Current research

This page shows the projects that graduate students in the group are currently working on. 

Understanding the surface layer of PPC detectors (A. Piliounis)

A bare point contact detector

Lead: A. Piliounis

There are 2 main surfaces on a PPC detector; the n+ high-voltage contact, and the "passivated surface", located on the same face as the point contact (the top surface on the detector shown on the right). Currently, we are developing tools to precisely characterize the n+ surface, which is formed by drifting lithium atoms (n-type) into the bulk of the germanium. We have shown in previous work that the lithium results in a region of partially active germanium just underneath the surface, the so-called "transition layer", where events are degraded in energy and can mimic the energy spectrum (signal) of dark matter. 

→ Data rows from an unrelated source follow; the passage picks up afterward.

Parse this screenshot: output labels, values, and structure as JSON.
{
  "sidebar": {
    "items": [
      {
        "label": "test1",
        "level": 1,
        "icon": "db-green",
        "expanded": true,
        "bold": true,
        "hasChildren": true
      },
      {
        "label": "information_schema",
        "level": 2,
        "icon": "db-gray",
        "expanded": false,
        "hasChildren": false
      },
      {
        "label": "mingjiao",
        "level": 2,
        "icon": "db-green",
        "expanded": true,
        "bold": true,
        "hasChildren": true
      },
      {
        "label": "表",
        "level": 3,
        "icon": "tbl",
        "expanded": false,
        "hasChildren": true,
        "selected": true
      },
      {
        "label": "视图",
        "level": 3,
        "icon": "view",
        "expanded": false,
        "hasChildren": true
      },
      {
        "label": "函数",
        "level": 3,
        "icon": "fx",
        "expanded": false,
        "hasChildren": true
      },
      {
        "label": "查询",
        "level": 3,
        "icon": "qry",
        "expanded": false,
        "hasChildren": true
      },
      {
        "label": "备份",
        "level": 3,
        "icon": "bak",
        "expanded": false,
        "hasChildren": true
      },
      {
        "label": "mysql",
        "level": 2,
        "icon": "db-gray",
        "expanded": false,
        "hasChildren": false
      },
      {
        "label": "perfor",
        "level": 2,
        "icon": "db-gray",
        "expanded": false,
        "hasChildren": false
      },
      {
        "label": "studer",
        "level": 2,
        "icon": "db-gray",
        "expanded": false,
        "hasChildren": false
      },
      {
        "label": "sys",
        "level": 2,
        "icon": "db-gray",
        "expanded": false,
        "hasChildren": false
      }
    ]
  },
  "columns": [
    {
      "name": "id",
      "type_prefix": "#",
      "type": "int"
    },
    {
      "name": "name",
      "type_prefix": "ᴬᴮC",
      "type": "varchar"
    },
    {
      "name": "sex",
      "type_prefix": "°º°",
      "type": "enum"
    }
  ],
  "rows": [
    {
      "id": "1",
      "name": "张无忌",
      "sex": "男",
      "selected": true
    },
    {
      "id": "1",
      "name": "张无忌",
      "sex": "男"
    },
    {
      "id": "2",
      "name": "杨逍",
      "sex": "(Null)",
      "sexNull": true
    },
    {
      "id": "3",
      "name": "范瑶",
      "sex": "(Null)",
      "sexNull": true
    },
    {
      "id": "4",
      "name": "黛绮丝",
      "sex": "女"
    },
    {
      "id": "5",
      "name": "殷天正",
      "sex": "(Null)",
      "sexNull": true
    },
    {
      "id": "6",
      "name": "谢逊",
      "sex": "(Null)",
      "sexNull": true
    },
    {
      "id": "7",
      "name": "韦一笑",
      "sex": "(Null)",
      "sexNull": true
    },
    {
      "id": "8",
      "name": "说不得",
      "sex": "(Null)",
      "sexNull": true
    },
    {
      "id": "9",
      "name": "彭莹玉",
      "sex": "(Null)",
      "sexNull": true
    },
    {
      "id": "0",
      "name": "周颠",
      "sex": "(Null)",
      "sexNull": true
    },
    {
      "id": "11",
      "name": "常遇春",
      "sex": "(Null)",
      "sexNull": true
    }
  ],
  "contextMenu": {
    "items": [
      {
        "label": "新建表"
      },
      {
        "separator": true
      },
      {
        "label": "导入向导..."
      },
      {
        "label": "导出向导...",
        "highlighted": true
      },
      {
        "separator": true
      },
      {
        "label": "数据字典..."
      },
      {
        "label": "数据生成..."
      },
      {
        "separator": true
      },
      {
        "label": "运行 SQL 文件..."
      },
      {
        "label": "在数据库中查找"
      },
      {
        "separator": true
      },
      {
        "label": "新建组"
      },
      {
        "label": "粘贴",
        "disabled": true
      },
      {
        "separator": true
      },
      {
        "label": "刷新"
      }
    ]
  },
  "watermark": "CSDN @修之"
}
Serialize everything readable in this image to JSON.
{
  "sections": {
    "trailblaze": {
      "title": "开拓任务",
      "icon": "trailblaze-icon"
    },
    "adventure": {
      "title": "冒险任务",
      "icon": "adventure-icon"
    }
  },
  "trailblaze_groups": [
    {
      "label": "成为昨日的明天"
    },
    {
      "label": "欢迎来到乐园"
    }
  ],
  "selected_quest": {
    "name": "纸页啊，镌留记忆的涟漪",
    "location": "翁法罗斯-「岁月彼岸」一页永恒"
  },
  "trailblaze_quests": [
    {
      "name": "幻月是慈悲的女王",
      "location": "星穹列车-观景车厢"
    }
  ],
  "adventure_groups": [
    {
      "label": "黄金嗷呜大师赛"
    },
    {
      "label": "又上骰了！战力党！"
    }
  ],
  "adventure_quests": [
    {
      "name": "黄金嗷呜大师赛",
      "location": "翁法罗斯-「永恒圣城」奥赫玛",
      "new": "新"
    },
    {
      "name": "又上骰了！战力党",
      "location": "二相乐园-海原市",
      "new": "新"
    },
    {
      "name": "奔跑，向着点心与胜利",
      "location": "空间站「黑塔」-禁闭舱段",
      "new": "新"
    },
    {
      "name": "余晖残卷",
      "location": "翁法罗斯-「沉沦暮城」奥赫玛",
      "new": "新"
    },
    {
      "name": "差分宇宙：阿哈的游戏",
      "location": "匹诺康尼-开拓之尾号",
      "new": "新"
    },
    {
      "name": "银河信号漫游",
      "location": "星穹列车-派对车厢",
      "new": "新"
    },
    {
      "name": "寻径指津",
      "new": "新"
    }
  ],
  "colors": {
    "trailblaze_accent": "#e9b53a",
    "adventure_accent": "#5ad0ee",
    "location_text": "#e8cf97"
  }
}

We are specifically interested in developing methods to:

  • rapidly measure the transition layer using a flood source
  • model the events in the transition layer
  • reject events in the transition layer

Modelling the signals in PPC detectors 

A simulated pulse (red) that matches a data pulse

Lead: Vasundhara

We are working on variety of tools that allow us to model the signals that are recorded in PPC detectors, mostly using the Radware software developed by David Radford at ORNL. By being able to model signals precisely, we aim to:

  • localize events in the detector based on pulse shape
  • precisely determine the energy of events based on pulse shape
  • reject background events


Measuring the ionization yield of nuclear recoils in gaseous neon (NEWS-G) 

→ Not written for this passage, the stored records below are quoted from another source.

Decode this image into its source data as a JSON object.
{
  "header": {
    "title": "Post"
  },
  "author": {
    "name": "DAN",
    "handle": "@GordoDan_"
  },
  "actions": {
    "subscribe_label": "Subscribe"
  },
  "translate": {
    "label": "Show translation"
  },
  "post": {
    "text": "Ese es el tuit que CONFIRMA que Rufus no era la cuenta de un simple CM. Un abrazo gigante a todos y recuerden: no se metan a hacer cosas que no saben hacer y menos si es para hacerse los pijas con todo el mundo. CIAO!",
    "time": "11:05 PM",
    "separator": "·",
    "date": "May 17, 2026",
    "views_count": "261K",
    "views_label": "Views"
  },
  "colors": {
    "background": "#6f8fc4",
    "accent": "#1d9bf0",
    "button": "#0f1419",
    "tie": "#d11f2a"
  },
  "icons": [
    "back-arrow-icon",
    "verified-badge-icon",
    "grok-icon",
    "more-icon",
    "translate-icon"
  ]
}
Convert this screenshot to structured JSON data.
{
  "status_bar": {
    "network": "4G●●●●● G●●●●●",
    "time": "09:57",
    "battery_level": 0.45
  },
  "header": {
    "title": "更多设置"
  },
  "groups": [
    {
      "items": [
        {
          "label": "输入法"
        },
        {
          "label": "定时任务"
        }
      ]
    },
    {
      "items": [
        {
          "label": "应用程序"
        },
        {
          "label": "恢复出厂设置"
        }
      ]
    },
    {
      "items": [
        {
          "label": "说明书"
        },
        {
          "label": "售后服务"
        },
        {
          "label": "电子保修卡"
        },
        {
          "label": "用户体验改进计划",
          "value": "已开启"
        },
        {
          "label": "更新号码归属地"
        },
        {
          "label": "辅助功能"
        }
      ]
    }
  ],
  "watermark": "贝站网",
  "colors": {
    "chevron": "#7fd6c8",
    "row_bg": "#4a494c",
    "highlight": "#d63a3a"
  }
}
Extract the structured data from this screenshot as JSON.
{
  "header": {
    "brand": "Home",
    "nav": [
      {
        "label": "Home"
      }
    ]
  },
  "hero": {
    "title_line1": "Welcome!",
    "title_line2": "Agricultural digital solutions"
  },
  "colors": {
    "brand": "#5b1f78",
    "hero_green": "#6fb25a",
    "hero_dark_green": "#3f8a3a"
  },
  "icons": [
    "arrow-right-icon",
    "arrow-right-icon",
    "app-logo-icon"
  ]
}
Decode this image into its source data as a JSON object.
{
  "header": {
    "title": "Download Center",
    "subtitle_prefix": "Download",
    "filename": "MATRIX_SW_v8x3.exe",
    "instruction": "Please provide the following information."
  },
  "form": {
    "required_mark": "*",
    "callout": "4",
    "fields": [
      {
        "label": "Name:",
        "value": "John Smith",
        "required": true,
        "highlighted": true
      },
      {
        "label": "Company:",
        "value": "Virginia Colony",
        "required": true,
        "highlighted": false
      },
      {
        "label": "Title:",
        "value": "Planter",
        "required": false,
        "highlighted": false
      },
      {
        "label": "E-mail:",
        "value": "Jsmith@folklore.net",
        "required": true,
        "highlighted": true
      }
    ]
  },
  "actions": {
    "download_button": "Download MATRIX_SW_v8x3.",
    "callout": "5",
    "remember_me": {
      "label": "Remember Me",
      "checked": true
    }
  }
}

The team setting up the ionization yield measurement at TUNL

Lead: M. Vidal

We are using one of the spherical proportional counters from the NEWS-G experiment to measure the ionization yield of nuclear recoils using an accelerator facility at TUNL (North Carolina, US) and collaborating with the group of P. Barbeau at Duke University.

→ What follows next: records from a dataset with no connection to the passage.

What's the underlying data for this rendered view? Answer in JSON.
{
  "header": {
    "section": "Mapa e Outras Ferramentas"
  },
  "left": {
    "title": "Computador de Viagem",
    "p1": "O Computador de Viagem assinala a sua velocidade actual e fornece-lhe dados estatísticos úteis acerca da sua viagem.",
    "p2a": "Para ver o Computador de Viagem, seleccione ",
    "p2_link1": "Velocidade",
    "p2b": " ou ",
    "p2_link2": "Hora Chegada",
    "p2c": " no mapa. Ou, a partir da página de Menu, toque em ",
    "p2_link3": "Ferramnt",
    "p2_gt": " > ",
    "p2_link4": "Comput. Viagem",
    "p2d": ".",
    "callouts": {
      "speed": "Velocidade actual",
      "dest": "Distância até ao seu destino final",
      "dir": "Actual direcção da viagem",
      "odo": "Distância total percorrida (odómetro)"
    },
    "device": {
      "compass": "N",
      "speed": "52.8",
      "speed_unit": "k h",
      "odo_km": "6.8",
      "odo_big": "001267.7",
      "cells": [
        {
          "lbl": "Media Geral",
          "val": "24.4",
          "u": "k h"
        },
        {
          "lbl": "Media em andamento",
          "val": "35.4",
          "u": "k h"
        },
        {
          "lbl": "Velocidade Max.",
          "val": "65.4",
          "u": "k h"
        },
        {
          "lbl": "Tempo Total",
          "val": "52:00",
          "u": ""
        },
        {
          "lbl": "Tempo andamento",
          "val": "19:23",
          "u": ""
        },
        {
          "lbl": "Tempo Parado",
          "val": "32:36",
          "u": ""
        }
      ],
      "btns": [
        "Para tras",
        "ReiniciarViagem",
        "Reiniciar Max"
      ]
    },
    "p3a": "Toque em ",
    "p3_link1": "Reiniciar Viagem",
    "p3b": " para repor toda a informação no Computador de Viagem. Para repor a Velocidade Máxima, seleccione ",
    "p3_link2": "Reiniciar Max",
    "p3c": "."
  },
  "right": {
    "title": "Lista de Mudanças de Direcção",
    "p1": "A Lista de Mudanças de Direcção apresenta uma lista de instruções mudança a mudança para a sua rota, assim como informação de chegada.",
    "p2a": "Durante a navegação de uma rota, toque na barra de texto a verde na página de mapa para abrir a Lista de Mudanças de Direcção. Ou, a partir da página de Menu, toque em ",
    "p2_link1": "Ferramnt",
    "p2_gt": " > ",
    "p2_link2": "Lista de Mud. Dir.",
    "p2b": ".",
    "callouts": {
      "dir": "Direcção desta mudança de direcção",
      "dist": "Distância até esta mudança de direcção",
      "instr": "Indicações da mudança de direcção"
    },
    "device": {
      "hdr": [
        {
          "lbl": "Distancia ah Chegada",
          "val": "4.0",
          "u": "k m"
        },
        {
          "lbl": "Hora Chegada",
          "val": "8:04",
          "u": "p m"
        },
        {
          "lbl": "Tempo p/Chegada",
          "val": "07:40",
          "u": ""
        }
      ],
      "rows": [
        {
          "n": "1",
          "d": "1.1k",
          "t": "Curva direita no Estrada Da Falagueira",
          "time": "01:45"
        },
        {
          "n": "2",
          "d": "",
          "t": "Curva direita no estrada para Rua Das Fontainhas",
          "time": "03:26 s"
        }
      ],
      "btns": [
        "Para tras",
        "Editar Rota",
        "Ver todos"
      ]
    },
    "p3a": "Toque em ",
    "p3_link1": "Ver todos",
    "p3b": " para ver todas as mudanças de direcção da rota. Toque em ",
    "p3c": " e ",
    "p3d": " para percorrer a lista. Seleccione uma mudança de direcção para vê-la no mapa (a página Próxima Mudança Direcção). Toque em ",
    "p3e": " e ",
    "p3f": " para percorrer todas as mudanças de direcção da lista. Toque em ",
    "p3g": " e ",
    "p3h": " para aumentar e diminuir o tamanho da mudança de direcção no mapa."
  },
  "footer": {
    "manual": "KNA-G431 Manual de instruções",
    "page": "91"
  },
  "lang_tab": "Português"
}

When a dark matter particle or a neutrino interacts in one of these spherical proportional counters, a nucleus from an atom in the gas recoils and ionizes the gas. In our experiment, we use a beam of protons (or deuterons) on a target to create a mono-energetic neutron beam. Neutrons from that beam then scatter in our spherical proportional counter, creating nuclear recoils (of known energies), much like those created by a neutrino or dark matter particle. By measuring the amount of ionization that we obtain from a known nuclear recoil (the "ionization yield"), we can determine the conversion from the amount of ionization to the original energy of the incoming neutron. This, in turn, will allow us to infer the energy of an incoming dark matter particle or a neutrino when we observe a given ionization signal. 

Using machine learning in support of SNO+ (water phase)

Lead: M. Anderson

We are developing several tools to process the SNO+ data using machine learning algorithms (primarily convolutional neural networks). One of the main challenges of this work has been to deal with the large amount of sparsity in the data - of the 10,000 or so photomultiplier tubes in SNO+, only of order 50 or so will have a signal (in the water phase of SNO+). This has led to some new developments in machine learning. Currently, we are working on algorithms that can:

  • Determine the position and direction of an event in SNO+ water phase
  • Identify, on an event by event basis, neutron capture signals in SNO+ water phase

In particular, the development of the neutron capture signal identification is the first time that the SNO+ (or SNO) detector can be used on an event-by-event basis to identify neutrons, rather than on a statistical basis.